On Monday, Laura Ingraham, who has used her close relationship with Trump to press untested drug cocktails as coronavirus treatments, attacked the models on her Fox News show. A chyron at the bottom of the screen read, “Faulty covid models causing panic.” She said the government has now figured out that “these fancy COVID-19 models were wrong” and that her personal team of statisticians and medical professionals who predicted as much were correct.

“This is a lot of money that we’re spending on a response that was based, again, on faulty numbers,” she said.

Dismissing critics who don’t understand or who misrepresent models will be important as states look for the best ways to reopen around the country, health experts say.

The last few weeks are proof that modeling works, said Dr.

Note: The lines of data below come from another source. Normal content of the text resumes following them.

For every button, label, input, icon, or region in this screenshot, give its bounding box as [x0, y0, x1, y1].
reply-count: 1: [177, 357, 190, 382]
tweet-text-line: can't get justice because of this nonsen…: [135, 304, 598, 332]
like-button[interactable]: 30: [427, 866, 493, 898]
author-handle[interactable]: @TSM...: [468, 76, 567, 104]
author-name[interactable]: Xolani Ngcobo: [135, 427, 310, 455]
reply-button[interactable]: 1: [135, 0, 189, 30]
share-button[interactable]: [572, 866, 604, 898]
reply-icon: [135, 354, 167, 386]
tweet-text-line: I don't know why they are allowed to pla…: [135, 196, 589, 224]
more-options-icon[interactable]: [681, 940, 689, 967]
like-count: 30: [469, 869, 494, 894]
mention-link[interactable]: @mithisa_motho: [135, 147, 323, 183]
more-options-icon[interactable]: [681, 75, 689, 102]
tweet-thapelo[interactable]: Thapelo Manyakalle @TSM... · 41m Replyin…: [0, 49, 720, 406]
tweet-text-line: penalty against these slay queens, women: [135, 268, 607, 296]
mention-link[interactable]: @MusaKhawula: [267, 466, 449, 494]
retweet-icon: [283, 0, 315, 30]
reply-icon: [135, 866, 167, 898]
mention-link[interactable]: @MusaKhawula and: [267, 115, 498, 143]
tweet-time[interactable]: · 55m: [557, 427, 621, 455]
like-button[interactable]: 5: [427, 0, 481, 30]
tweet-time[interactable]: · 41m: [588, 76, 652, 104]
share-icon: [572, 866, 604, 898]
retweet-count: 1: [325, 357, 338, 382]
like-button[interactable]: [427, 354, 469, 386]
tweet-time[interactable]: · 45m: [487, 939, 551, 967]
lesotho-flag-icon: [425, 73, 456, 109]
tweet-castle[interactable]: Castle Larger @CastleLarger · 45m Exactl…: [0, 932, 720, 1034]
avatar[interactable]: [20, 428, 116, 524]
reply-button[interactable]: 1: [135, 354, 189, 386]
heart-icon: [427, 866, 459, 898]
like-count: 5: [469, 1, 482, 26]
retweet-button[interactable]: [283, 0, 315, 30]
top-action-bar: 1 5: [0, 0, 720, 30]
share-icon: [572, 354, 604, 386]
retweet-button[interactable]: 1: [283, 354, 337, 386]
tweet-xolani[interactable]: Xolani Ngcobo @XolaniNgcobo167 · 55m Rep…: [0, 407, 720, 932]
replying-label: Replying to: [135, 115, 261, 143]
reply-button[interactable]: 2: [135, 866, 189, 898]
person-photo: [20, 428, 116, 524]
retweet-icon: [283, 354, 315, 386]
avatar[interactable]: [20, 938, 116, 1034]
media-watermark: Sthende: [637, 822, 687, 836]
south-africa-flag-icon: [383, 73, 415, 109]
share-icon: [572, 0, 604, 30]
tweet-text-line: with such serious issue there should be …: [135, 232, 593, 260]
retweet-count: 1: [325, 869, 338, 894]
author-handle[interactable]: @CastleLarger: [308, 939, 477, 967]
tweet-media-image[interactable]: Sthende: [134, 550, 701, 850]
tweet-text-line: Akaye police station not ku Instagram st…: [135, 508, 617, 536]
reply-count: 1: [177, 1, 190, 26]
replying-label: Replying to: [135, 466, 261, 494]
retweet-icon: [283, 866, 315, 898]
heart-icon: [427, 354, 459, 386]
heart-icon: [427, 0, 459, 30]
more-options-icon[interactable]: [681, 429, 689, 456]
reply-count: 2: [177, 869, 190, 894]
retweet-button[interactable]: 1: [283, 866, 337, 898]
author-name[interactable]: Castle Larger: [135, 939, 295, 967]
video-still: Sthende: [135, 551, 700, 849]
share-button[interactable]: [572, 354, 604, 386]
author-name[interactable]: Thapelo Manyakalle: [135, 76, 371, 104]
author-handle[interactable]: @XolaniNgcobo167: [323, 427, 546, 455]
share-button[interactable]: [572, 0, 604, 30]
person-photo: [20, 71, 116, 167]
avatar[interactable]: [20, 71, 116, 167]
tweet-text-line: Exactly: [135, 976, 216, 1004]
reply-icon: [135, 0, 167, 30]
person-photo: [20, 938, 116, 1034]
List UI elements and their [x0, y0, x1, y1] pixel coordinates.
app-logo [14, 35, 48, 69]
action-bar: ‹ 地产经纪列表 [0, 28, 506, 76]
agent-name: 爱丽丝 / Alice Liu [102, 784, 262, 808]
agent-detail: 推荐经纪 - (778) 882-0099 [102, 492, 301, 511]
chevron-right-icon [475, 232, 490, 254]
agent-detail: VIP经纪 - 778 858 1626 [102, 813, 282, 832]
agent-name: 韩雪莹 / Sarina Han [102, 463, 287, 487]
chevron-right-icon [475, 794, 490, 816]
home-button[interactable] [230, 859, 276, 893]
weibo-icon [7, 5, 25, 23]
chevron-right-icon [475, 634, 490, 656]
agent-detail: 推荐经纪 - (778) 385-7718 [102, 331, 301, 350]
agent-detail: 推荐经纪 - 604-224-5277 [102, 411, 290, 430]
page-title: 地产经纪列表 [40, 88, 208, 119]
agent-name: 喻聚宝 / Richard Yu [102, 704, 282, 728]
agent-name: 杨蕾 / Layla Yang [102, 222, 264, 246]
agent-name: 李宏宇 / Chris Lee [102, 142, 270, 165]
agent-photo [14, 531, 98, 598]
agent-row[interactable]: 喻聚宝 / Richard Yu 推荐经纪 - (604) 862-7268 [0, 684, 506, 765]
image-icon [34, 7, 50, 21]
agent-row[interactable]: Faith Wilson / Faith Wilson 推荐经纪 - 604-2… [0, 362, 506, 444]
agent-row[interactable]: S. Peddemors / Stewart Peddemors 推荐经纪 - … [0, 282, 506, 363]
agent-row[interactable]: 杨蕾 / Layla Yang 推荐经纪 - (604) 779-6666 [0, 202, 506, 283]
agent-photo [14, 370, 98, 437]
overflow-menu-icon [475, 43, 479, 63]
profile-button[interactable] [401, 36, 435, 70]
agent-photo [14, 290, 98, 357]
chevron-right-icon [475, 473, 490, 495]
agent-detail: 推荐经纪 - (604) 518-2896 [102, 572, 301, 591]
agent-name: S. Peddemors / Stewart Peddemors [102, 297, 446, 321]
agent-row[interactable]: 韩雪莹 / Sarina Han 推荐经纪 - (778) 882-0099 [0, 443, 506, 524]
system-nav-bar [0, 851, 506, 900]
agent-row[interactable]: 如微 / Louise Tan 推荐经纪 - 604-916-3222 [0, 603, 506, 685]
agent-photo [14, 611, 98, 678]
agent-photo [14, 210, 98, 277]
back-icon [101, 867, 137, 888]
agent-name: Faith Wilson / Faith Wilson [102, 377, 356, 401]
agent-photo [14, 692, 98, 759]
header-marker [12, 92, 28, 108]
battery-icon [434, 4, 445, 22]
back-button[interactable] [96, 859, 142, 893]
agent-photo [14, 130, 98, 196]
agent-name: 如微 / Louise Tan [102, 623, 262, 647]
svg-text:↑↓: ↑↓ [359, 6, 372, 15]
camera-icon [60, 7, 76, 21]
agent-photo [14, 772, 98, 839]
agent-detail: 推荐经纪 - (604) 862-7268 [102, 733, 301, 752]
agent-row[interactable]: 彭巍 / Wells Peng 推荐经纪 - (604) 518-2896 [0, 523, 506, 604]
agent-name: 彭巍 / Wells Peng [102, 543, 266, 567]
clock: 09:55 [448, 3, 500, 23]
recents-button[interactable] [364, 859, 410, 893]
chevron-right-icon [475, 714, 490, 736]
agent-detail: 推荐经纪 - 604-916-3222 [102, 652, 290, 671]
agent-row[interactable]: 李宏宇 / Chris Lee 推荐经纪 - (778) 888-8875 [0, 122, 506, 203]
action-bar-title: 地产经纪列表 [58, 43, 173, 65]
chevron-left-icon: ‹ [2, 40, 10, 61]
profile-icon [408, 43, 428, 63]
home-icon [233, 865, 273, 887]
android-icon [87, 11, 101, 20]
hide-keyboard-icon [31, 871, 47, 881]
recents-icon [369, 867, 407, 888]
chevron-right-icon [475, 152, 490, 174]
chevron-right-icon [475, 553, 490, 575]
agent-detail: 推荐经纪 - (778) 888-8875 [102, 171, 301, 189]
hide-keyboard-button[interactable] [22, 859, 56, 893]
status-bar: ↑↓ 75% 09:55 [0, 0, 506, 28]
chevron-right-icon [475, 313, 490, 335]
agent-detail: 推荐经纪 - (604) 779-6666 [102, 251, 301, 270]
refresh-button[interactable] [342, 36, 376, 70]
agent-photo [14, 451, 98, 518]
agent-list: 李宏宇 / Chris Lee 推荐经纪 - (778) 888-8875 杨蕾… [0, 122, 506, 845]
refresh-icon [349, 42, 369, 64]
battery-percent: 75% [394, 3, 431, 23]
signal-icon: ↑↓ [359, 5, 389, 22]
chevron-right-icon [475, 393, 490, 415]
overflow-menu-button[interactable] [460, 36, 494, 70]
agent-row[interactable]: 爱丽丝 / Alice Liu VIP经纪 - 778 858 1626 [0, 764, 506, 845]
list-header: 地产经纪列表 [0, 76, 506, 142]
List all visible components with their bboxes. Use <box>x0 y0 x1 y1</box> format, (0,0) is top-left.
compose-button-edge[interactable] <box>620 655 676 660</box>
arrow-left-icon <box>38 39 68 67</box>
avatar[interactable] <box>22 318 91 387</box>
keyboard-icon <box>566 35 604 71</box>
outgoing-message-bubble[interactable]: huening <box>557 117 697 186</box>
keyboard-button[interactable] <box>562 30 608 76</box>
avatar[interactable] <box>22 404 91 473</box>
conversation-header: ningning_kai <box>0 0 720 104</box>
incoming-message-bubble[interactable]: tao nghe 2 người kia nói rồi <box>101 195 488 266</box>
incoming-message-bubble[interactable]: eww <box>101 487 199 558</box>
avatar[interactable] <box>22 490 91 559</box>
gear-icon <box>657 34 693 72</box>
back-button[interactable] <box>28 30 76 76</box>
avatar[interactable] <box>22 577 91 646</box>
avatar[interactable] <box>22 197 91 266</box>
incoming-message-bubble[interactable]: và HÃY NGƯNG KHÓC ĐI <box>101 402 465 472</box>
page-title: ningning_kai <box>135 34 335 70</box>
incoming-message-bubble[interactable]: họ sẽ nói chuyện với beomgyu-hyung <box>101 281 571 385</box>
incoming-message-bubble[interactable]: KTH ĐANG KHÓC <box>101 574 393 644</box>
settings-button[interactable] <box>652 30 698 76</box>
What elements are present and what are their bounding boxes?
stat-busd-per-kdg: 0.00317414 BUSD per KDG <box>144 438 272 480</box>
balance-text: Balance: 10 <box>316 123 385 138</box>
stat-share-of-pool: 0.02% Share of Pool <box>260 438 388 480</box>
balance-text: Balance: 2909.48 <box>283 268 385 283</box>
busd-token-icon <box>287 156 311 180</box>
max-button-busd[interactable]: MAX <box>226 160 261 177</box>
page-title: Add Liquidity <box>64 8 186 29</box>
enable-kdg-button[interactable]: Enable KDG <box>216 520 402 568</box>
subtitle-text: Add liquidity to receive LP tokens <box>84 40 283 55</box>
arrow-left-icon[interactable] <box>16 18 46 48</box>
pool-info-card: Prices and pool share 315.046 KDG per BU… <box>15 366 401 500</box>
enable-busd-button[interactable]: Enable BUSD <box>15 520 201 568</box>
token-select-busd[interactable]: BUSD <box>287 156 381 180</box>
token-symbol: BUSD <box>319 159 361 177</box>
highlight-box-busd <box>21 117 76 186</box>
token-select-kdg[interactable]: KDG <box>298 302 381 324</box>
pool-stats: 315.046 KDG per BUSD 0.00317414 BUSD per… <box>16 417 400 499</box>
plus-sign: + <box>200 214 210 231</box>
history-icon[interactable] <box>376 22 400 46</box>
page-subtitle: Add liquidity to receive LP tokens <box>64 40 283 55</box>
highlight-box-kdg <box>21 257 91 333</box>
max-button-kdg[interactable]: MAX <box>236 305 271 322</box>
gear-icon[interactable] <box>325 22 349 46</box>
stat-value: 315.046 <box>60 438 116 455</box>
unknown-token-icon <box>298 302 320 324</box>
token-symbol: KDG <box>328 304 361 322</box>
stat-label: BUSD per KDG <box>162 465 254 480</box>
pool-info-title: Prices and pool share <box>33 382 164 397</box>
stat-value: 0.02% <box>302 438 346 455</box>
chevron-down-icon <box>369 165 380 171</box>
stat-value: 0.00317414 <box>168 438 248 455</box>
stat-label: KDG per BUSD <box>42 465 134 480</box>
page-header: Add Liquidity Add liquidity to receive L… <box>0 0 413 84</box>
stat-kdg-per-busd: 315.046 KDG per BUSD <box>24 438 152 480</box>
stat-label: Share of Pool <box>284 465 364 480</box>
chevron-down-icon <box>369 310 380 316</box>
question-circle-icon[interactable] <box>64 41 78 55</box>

Georges Benjamin, executive director of the American Public Health Association. Without their guidance, more people would have died, more economic harm would have occurred and greater health care cost burdens would have been placed on the system, he said.

“The models become even more important now because we’re going to need to know when we should adjust our reopening,” he said. “We’re going to need these models to help us know, as some kind of early warning, when we should stop and pause or pull back a little bit, because if we don’t, what will happen is we will get too far down the line and things will get much worse before they get better.”